<論文発表>人工超格子により強誘電秩序が短距離化
A02班佐藤グループは神戸大学と共同で、人工超格子薄膜を形成することでPb(Zr,Ti)O3において典型的な強誘電的な長距離秩序がナノスケール化されることを見出し、報告いたしました。
今回、佐藤グループは各層の厚さが4 nmのPb(Zr0.65Ti0.35)O3とPb(Zr0.30Ti0.70)O3からなる人工超格子膜について、原子分解能走査透過型電子顕微鏡(STEM)観察を行い、格子定数と分極構造を直接測定しました。その結果、2層の面内方向格子定数は相互拘束のため一致していること、ならびに長距離の強誘電的秩序が存在していないことが明らかとなりました。
第一原理計算の結果から、面内の結晶格子の相互拘束が基で分極方向の競合が起こり、長距離の強誘電的秩序がみだされたものと考えられています。

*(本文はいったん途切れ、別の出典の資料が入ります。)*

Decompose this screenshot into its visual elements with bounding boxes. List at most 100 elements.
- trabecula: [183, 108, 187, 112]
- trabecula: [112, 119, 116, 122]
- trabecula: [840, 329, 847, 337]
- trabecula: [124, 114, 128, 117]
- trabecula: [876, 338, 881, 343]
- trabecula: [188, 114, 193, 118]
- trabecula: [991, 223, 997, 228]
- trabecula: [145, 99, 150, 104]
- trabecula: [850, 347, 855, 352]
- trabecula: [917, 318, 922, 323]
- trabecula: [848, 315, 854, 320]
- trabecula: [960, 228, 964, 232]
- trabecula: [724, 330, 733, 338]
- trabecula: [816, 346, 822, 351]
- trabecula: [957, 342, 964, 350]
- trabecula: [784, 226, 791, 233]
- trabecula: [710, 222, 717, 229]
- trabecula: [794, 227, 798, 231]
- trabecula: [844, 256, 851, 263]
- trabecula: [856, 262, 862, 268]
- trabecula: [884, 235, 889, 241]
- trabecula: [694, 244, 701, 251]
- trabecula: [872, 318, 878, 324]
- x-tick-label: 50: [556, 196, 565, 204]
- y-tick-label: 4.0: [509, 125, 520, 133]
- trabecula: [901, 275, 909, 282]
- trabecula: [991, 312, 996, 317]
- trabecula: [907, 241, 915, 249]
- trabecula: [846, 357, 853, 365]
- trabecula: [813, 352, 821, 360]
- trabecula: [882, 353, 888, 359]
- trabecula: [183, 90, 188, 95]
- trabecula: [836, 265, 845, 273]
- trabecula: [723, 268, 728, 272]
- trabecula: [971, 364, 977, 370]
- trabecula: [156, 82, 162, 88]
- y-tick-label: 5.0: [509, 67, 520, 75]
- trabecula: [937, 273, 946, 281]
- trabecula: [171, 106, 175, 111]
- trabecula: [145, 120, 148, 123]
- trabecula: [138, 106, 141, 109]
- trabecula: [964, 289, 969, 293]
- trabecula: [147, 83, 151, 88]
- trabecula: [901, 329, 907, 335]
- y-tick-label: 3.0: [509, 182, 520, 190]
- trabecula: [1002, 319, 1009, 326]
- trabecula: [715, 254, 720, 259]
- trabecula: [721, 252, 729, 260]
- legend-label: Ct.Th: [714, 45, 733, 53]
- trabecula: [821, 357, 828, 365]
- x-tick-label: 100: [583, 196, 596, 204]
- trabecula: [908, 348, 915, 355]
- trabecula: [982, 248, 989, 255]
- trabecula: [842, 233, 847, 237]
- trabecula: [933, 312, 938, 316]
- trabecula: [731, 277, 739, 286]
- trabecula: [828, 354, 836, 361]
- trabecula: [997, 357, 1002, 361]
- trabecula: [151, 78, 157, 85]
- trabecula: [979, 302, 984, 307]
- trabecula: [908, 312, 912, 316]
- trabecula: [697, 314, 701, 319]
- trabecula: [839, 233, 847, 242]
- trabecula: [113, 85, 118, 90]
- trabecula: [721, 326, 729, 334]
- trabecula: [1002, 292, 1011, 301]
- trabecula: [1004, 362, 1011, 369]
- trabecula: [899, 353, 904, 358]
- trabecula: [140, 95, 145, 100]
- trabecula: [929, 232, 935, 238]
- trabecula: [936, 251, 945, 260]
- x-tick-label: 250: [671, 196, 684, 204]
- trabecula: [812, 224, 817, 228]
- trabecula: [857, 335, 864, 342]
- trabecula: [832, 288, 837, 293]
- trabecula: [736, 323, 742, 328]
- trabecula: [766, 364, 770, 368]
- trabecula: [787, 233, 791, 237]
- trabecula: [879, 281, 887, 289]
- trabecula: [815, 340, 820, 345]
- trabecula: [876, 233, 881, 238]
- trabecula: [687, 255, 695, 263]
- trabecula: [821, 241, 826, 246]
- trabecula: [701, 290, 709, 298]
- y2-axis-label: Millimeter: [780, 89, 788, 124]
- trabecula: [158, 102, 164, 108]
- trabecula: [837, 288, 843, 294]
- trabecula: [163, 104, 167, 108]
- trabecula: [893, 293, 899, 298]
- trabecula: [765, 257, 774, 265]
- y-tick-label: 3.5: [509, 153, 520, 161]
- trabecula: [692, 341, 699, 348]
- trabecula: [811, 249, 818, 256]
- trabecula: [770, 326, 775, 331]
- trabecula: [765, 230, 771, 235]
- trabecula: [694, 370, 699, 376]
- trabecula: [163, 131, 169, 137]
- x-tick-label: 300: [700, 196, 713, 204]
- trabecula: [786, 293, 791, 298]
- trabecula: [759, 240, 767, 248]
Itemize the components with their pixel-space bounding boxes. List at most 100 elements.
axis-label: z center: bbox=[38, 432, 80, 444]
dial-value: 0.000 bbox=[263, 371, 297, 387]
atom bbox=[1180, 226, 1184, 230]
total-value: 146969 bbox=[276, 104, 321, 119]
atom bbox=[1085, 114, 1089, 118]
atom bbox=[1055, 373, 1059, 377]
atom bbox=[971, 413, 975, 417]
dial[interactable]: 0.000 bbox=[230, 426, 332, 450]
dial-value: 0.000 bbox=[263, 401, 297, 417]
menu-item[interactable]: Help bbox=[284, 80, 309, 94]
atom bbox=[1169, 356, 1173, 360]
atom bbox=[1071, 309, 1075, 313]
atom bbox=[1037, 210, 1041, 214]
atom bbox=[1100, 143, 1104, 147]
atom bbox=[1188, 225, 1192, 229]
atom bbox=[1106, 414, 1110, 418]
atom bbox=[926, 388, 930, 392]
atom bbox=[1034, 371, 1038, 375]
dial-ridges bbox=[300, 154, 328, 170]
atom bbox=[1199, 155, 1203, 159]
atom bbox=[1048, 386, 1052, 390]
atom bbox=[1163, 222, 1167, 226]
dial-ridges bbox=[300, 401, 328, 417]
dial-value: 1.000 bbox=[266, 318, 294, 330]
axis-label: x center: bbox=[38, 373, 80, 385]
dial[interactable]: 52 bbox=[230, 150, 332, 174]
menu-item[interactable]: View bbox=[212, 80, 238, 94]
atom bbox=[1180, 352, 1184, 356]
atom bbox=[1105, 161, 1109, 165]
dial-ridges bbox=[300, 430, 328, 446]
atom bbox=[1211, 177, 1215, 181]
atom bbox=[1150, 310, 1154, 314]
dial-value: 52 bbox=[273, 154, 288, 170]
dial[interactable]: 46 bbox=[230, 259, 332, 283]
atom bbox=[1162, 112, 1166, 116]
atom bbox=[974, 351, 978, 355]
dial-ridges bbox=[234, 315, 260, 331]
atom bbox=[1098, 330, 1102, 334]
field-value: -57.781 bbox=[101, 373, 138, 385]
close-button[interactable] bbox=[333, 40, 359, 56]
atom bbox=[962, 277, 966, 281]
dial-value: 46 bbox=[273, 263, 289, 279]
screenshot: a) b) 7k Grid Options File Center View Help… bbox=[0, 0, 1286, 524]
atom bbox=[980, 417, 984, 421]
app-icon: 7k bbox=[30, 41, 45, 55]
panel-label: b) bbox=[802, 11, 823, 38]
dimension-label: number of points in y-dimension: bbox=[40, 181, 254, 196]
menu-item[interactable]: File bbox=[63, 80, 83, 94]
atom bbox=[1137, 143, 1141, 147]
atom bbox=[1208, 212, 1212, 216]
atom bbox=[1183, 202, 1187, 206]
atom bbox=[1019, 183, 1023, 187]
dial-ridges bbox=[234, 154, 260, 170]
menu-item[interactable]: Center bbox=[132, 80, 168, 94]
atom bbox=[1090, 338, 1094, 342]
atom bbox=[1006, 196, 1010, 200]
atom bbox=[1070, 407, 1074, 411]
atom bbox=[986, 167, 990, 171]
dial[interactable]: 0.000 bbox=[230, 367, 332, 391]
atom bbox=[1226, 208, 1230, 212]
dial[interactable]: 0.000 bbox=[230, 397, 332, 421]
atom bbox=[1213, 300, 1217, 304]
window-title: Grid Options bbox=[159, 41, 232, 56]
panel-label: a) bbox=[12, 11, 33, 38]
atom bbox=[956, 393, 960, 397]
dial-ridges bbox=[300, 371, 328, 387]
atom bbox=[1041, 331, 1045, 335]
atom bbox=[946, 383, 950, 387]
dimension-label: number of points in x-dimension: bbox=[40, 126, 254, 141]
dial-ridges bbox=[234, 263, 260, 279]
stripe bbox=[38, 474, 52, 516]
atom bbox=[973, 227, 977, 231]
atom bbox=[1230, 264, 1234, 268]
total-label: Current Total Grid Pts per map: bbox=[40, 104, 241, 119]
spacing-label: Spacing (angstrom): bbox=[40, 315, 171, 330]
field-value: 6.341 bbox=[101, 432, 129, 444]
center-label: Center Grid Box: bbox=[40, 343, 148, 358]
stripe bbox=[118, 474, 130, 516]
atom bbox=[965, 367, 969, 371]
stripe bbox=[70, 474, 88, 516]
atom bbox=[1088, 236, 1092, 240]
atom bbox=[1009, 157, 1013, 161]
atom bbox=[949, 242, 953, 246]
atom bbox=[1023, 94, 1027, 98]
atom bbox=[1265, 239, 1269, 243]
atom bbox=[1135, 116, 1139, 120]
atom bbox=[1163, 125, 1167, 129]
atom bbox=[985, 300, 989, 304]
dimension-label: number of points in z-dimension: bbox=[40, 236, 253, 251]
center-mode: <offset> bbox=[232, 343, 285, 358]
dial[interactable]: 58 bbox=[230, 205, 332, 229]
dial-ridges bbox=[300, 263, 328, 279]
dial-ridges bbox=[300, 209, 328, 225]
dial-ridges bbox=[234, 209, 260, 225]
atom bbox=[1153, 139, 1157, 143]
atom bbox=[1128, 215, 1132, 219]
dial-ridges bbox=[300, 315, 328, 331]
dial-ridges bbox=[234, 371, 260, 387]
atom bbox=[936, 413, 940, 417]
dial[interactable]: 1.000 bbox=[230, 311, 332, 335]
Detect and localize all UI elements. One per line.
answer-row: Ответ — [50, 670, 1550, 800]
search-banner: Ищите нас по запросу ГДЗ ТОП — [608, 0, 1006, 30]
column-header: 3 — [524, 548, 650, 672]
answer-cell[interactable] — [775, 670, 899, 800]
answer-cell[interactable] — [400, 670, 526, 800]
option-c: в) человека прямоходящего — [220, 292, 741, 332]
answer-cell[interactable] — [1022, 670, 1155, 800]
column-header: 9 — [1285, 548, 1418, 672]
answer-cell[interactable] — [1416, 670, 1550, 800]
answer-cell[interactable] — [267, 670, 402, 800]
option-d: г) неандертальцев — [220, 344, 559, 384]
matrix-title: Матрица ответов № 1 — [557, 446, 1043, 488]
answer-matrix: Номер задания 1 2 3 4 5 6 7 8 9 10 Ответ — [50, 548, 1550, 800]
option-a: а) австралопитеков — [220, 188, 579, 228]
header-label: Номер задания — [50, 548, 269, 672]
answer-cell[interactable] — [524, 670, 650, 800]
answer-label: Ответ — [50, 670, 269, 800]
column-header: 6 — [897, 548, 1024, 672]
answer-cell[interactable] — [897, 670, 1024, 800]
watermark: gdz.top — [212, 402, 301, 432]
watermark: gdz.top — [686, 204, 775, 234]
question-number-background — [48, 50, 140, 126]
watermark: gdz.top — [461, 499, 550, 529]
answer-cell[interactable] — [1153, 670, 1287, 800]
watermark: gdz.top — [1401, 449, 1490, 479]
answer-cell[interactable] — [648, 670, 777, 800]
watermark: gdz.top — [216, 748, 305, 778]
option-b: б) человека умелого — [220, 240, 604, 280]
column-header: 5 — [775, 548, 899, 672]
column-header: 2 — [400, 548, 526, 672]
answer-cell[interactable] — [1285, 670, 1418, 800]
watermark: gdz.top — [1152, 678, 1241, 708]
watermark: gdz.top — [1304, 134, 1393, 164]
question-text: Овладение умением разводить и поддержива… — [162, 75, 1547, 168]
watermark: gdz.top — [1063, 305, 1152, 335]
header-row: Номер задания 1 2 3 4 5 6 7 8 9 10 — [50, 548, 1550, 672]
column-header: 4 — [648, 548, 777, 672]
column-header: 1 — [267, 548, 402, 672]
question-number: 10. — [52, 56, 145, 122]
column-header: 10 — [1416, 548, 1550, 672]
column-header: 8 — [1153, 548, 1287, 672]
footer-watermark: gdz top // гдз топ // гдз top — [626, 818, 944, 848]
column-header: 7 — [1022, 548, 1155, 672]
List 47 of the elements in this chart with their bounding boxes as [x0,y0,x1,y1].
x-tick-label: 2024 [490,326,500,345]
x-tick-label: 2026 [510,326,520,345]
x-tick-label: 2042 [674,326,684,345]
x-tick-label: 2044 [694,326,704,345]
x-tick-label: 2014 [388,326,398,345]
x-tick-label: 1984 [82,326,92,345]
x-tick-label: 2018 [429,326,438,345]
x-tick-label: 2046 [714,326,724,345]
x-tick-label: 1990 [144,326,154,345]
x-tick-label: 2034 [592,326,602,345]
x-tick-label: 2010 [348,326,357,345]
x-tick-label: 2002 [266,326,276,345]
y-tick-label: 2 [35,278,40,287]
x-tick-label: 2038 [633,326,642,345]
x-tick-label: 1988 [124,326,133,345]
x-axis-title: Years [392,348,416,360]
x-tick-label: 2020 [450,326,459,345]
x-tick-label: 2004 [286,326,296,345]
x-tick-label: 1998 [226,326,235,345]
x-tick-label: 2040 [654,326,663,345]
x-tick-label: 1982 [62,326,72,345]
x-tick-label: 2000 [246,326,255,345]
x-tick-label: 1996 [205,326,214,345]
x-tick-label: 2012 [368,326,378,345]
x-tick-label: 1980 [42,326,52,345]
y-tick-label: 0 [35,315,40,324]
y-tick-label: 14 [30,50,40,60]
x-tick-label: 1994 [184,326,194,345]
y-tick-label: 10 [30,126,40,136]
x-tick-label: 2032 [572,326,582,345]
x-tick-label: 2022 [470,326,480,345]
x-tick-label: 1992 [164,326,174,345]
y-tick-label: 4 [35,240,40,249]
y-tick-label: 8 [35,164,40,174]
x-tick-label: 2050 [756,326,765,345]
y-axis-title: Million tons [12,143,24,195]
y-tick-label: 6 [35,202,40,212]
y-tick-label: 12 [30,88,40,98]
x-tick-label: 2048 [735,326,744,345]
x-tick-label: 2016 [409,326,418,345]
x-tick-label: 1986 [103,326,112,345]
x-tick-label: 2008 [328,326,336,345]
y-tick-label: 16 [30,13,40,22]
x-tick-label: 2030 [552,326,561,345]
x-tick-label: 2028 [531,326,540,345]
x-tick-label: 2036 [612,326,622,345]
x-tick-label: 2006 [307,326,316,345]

<論文> Yukio Sato, Goki Kimura, Sang Hyo Kweon, Goon Tan & Isaku Kanno, Disruption of polar order in lead zirconate titanate by composition-modulated artificial superlattice, J. Mater. Sci. 59, 8134-8146 (2024).